I guess it’s just a feeling that mentioning it would be bush. Looking bush is something a ballplayer’ll do a lot in order not to.
But the point is Tommy was twelve outs away from a perfect game, which is miles and miles away, but close enough to be aware of. And I wasn’t saying anything, and neither was anybody else, but I would look around and catch another player’s eye and I’d know he knew what was going on, and he’d know the same about me. And pretty soon everybody knew, and nobody said a word.
Except the one person I wasn’t sure about was Tommy. I tried not to stare, but of course I was looking at him when he was out there and I was behind the plate, because how could I catch him properly without taking a lot of long looks at him? And when it was our turn at bat I couldn’t help sneaking peeks at him, and it seemed to me he was just looking straight ahead and not seeing anything. He was in a zone, all right. He was off somewhere with his own private thoughts, and what those thoughts might be or where they were headed was something I didn’t have a clue about. Maybe he was seeing the whole game, past and future, pitch by pitch, or maybe he was off in some world where there was no such thing as baseball. I could stare at him all I wanted and it wouldn’t matter. He wouldn’t know I was staring, and I wouldn’t be able to tell what was going on in his head.
Tommy struck outthe side in the top of the sixth.
Justo walked to lead off our half of the inning, and I laid down a bunt that was good enough to get him to second. But that was as far as he got. A pop-up and a ground ball and the inning was over.
In the top of the seventh, Tommy went to three and two on the leadoff batter. Then he shook off my signs until I called for a curveball that I didn’t really want him to throw, and he hung it. The batter got all of it, and I thought it was gone, and it was, but it hooked at the last minute and was foul by a couple of feet.
The whole ballpark held its breath, and when the ball went out and the umpire called it foul, everybody in the place sighed at once. And there were cheers, real cheers, and as far as I know it’s the first time anybody drew cheers for hitting a foul ball. The batter had only got a few steps toward first base, since he and everybody else knew right away it was either a home run or a foul ball, so there was no need to set any records getting down the line. He trotted back and picked up his bat and struck out on the next pitch.
The next batter tapped a grounder to first, and the inning ended with a foul pop. It was high enough so that I could imagine a hundred things going wrong in the time it took to come down, but it plopped in my mitt and stayed there, and we were out of the inning. Twenty-one up and twenty-one down, and six to go.

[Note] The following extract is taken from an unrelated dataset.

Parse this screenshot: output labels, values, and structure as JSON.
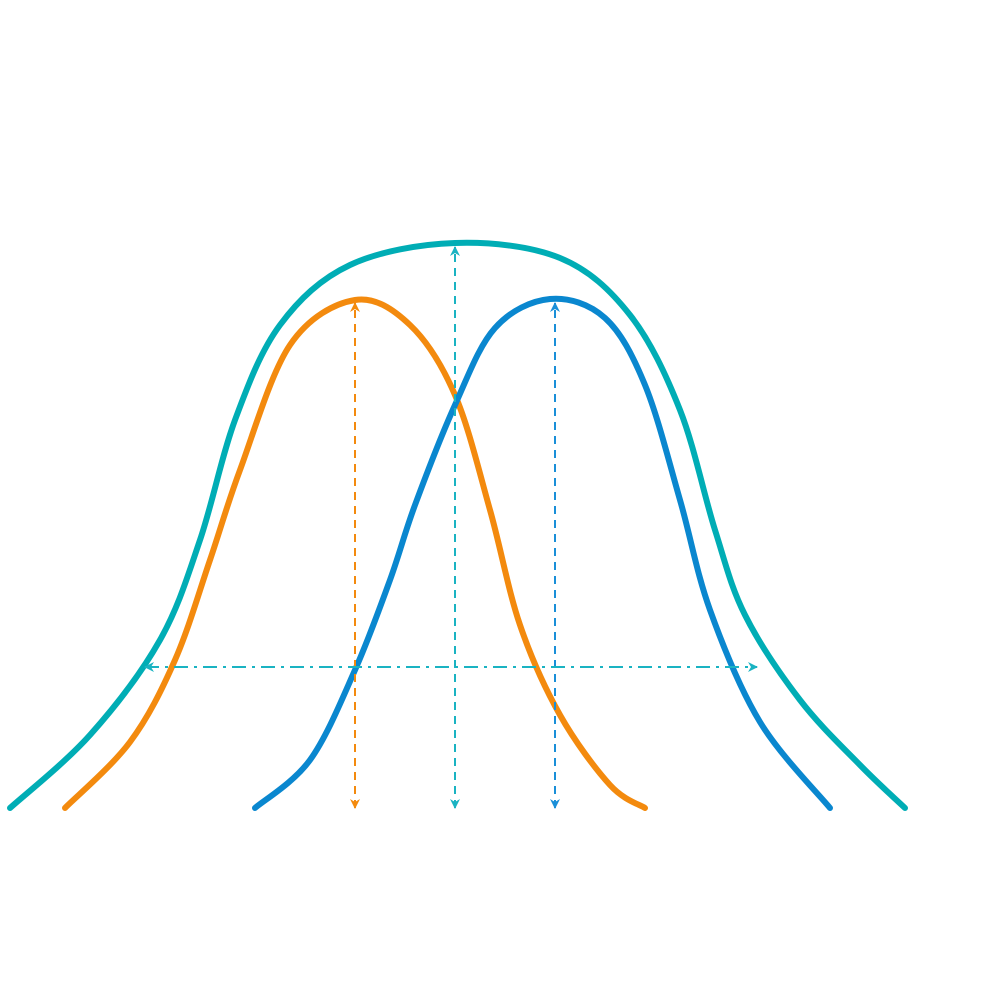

We scored tworuns in the bottom of the seventh, and I’d say it was about time. The thing is, no matter how good a pitcher is, he can’t win a game without runs. There was even a case once of a pitcher throwing nine no-hit innings and losing in extra innings. People don’t believe it could happen, but it’s right there in the book.

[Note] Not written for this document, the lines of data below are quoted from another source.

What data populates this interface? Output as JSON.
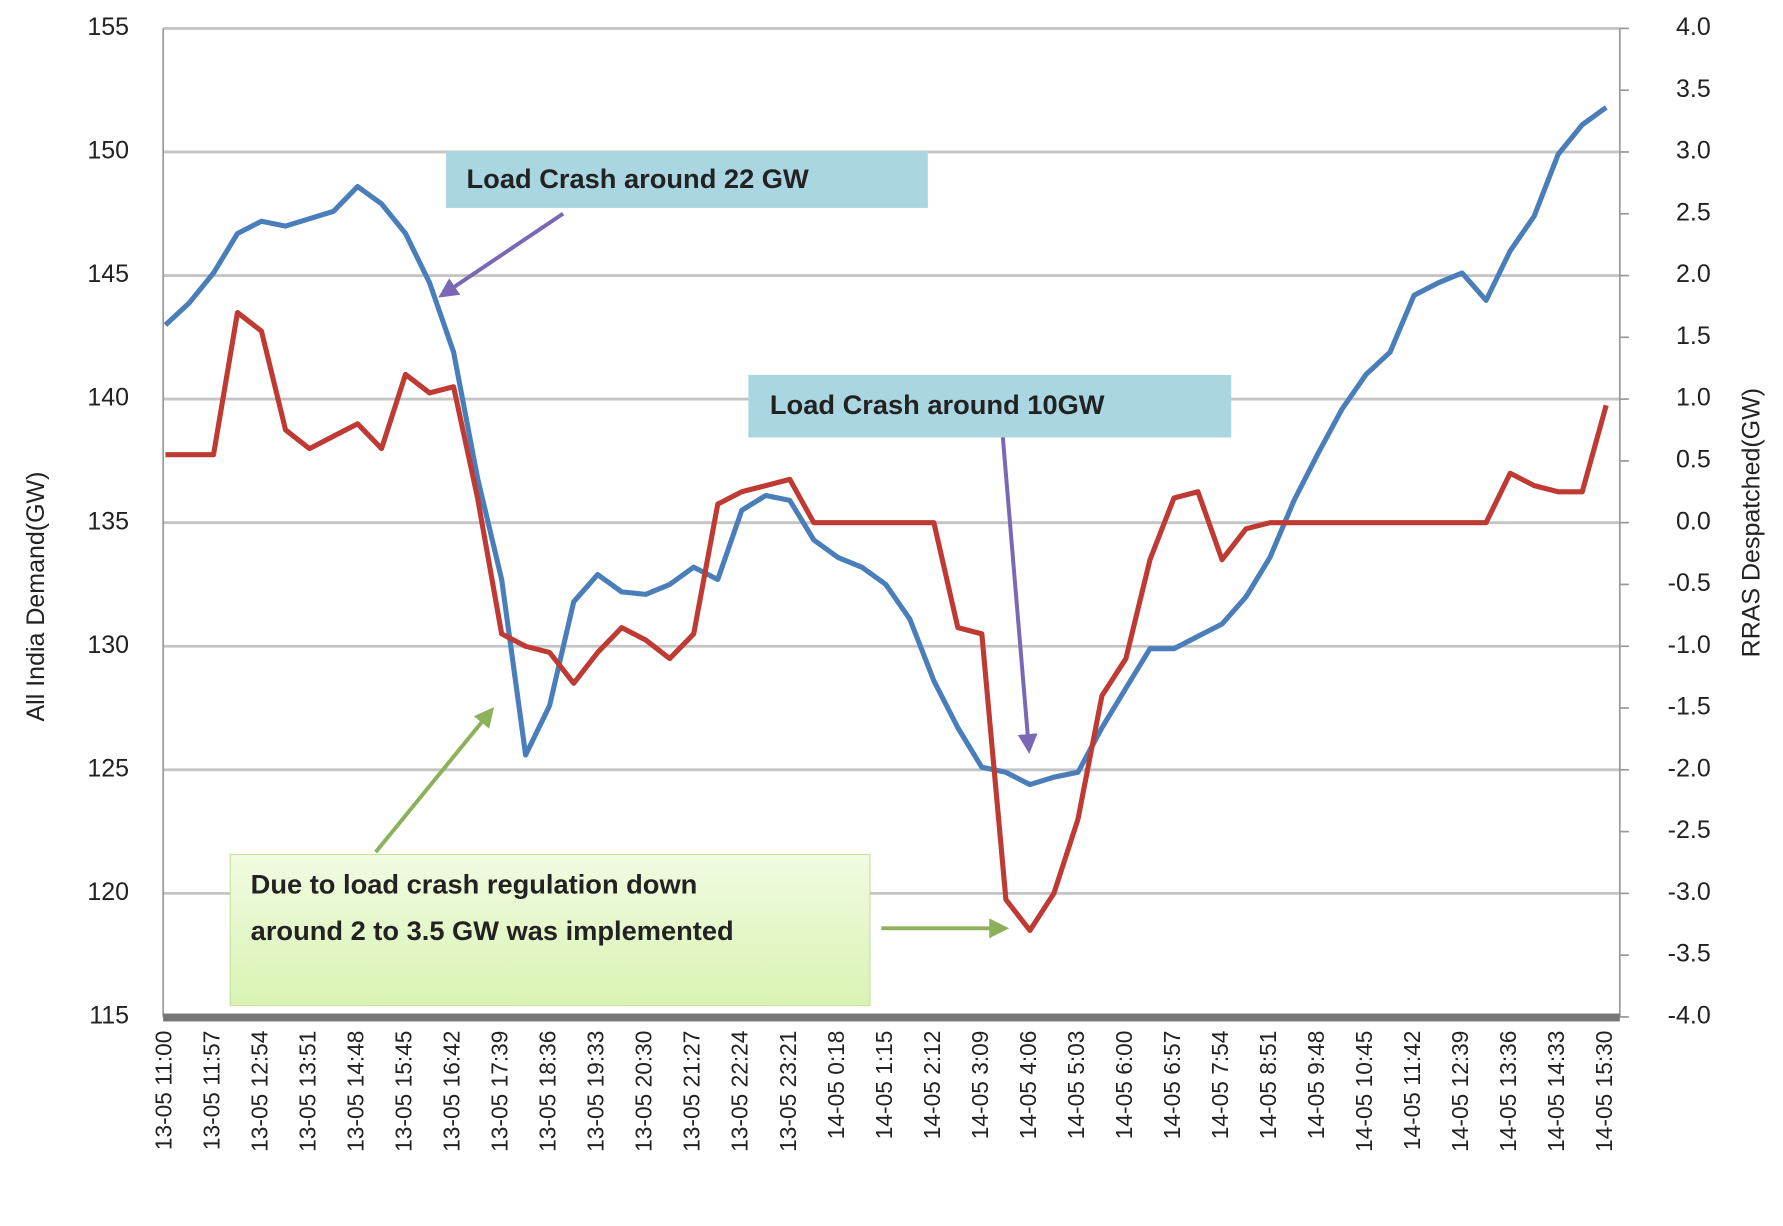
{
  "chart_data": {
    "type": "line",
    "ylabel": "All India Demand(GW)",
    "y2label": "RRAS Despatched(GW)",
    "categories": [
      "13-05 11:00",
      null,
      "13-05 11:57",
      null,
      "13-05 12:54",
      null,
      "13-05 13:51",
      null,
      "13-05 14:48",
      null,
      "13-05 15:45",
      null,
      "13-05 16:42",
      null,
      "13-05 17:39",
      null,
      "13-05 18:36",
      null,
      "13-05 19:33",
      null,
      "13-05 20:30",
      null,
      "13-05 21:27",
      null,
      "13-05 22:24",
      null,
      "13-05 23:21",
      null,
      "14-05 0:18",
      null,
      "14-05 1:15",
      null,
      "14-05 2:12",
      null,
      "14-05 3:09",
      null,
      "14-05 4:06",
      null,
      "14-05 5:03",
      null,
      "14-05 6:00",
      null,
      "14-05 6:57",
      null,
      "14-05 7:54",
      null,
      "14-05 8:51",
      null,
      "14-05 9:48",
      null,
      "14-05 10:45",
      null,
      "14-05 11:42",
      null,
      "14-05 12:39",
      null,
      "14-05 13:36",
      null,
      "14-05 14:33",
      null,
      "14-05 15:30"
    ],
    "series": [
      {
        "color": "#4a7ebb",
        "axis": "y",
        "values": [
          143.0,
          143.9,
          145.1,
          146.7,
          147.2,
          147.0,
          147.3,
          147.6,
          148.6,
          147.9,
          146.7,
          144.7,
          141.9,
          136.8,
          132.7,
          125.6,
          127.6,
          131.8,
          132.9,
          132.2,
          132.1,
          132.5,
          133.2,
          132.7,
          135.5,
          136.1,
          135.9,
          134.3,
          133.6,
          133.2,
          132.5,
          131.1,
          128.6,
          126.7,
          125.1,
          124.9,
          124.4,
          124.7,
          124.9,
          126.7,
          128.3,
          129.9,
          129.9,
          130.4,
          130.9,
          132.0,
          133.6,
          135.9,
          137.8,
          139.6,
          141.0,
          141.9,
          144.2,
          144.7,
          145.1,
          144.0,
          146.0,
          147.4,
          149.9,
          151.1,
          151.8
        ]
      },
      {
        "color": "#be3a33",
        "axis": "y2",
        "values": [
          0.55,
          0.55,
          0.55,
          1.7,
          1.55,
          0.75,
          0.6,
          0.7,
          0.8,
          0.6,
          1.2,
          1.05,
          1.1,
          0.2,
          -0.9,
          -1.0,
          -1.05,
          -1.3,
          -1.05,
          -0.85,
          -0.95,
          -1.1,
          -0.9,
          0.15,
          0.25,
          0.3,
          0.35,
          0.0,
          0.0,
          0.0,
          0.0,
          0.0,
          0.0,
          -0.85,
          -0.9,
          -3.05,
          -3.3,
          -3.0,
          -2.4,
          -1.4,
          -1.1,
          -0.3,
          0.2,
          0.25,
          -0.3,
          -0.05,
          0.0,
          0.0,
          0.0,
          0.0,
          0.0,
          0.0,
          0.0,
          0.0,
          0.0,
          0.0,
          0.4,
          0.3,
          0.25,
          0.25,
          0.95
        ]
      }
    ],
    "ylim": [
      115,
      155
    ],
    "yticks": [
      115,
      120,
      125,
      130,
      135,
      140,
      145,
      150,
      155
    ],
    "y2lim": [
      -4,
      4
    ],
    "y2ticks": [
      {
        "value": -4,
        "label": "-4.0"
      },
      -3.5,
      {
        "value": -3,
        "label": "-3.0"
      },
      -2.5,
      {
        "value": -2,
        "label": "-2.0"
      },
      -1.5,
      {
        "value": -1,
        "label": "-1.0"
      },
      -0.5,
      {
        "value": 0,
        "label": "0.0"
      },
      0.5,
      {
        "value": 1,
        "label": "1.0"
      },
      1.5,
      {
        "value": 2,
        "label": "2.0"
      },
      2.5,
      {
        "value": 3,
        "label": "3.0"
      },
      3.5,
      {
        "value": 4,
        "label": "4.0"
      }
    ],
    "grid": true,
    "annotations": [
      {
        "lines": [
          "Load Crash  around 22 GW"
        ]
      },
      {
        "lines": [
          "Load Crash  around 10GW"
        ]
      },
      {
        "lines": [
          "Due to load crash regulation down",
          "around 2 to 3.5 GW was implemented"
        ]
      }
    ]
  }
}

Anyway, with one out, Darnell Weeks doubled down the line, and Tommy was next in the order. Ordinarily that would have meant a pinch hitter, because Tommy’s batting average is a lot less than his playing weight. He takes a decent cut at the ball, but more often than not he fans.

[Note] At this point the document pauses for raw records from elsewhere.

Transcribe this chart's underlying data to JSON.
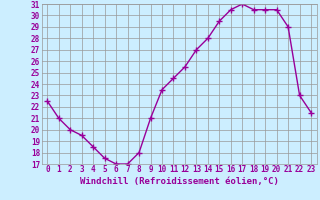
{
  "x": [
    0,
    1,
    2,
    3,
    4,
    5,
    6,
    7,
    8,
    9,
    10,
    11,
    12,
    13,
    14,
    15,
    16,
    17,
    18,
    19,
    20,
    21,
    22,
    23
  ],
  "y": [
    22.5,
    21.0,
    20.0,
    19.5,
    18.5,
    17.5,
    17.0,
    17.0,
    18.0,
    21.0,
    23.5,
    24.5,
    25.5,
    27.0,
    28.0,
    29.5,
    30.5,
    31.0,
    30.5,
    30.5,
    30.5,
    29.0,
    23.0,
    21.5
  ],
  "line_color": "#990099",
  "marker": "+",
  "markersize": 4,
  "linewidth": 1.0,
  "markeredgewidth": 1.0,
  "xlabel": "Windchill (Refroidissement éolien,°C)",
  "ylim": [
    17,
    31
  ],
  "xlim_min": -0.5,
  "xlim_max": 23.5,
  "yticks": [
    17,
    18,
    19,
    20,
    21,
    22,
    23,
    24,
    25,
    26,
    27,
    28,
    29,
    30,
    31
  ],
  "xticks": [
    0,
    1,
    2,
    3,
    4,
    5,
    6,
    7,
    8,
    9,
    10,
    11,
    12,
    13,
    14,
    15,
    16,
    17,
    18,
    19,
    20,
    21,
    22,
    23
  ],
  "bg_color": "#cceeff",
  "grid_color": "#aaaaaa",
  "line_grid_color": "#999999",
  "tick_color": "#990099",
  "label_color": "#990099",
  "xlabel_fontsize": 6.5,
  "tick_fontsize": 5.5
}
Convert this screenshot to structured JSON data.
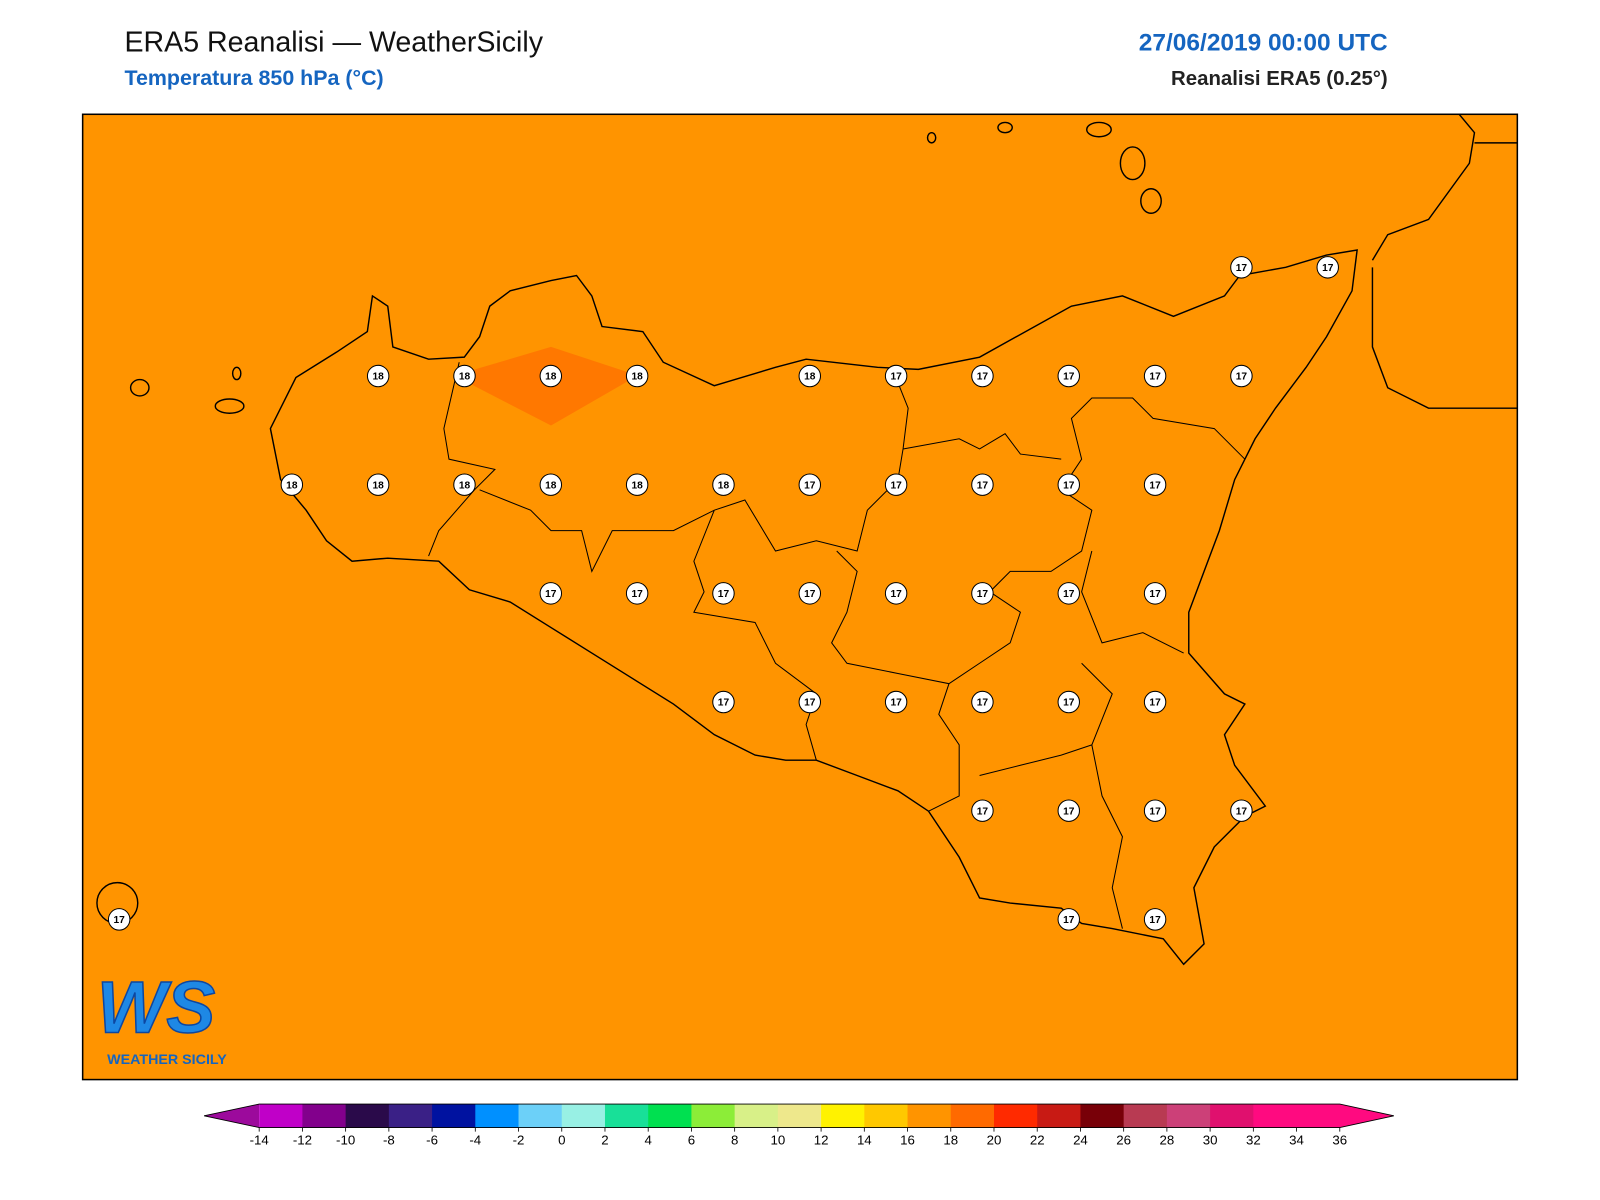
{
  "header": {
    "title": "ERA5 Reanalisi — WeatherSicily",
    "subtitle": "Temperatura 850 hPa (°C)",
    "date": "27/06/2019 00:00 UTC",
    "source": "Reanalisi ERA5 (0.25°)"
  },
  "map": {
    "field_color": "#ff9400",
    "patch_color": "#ff7800",
    "stations": [
      17,
      17,
      18,
      18,
      18,
      18,
      18,
      17,
      17,
      17,
      17,
      17,
      18,
      18,
      18,
      18,
      18,
      18,
      17,
      17,
      17,
      17,
      17,
      17,
      17,
      17,
      17,
      17,
      17,
      17,
      17,
      17,
      17,
      17,
      17,
      17,
      17,
      17,
      17,
      17,
      17,
      17,
      17,
      17
    ]
  },
  "colorbar": {
    "ticks": [
      -14,
      -12,
      -10,
      -8,
      -6,
      -4,
      -2,
      0,
      2,
      4,
      6,
      8,
      10,
      12,
      14,
      16,
      18,
      20,
      22,
      24,
      26,
      28,
      30,
      32,
      34,
      36
    ],
    "colors": [
      "#c000c8",
      "#82008c",
      "#2a0a4a",
      "#3a2086",
      "#0012a0",
      "#0090ff",
      "#6cd0f8",
      "#98f0e4",
      "#18e098",
      "#00e050",
      "#8ced38",
      "#d8f088",
      "#eee88c",
      "#fff200",
      "#ffc800",
      "#ff9400",
      "#ff6a00",
      "#ff2a00",
      "#c81a14",
      "#780008",
      "#b83a52",
      "#cc4078",
      "#e0106e",
      "#ff0a80",
      "#ff0a80"
    ],
    "extend_colors": [
      "#9c0a9c",
      "#ff0a80"
    ]
  },
  "logo": {
    "mark": "WS",
    "name": "WEATHER SICILY"
  }
}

So, with the game on the line, he’d have been gone. And that would have been true even if we already had a lot of runs on the board. Tommy would hardly ever stay in for a whole nine innings. If we were behind he’d come out for a pinch hitter, and if we were ahead we’d have Freddie Olendorff close things out. But you don’t lift a guy who’s six outs away from a no-hitter, let alone a perfect game. Tommy picked up a bat and struck out on three pitches.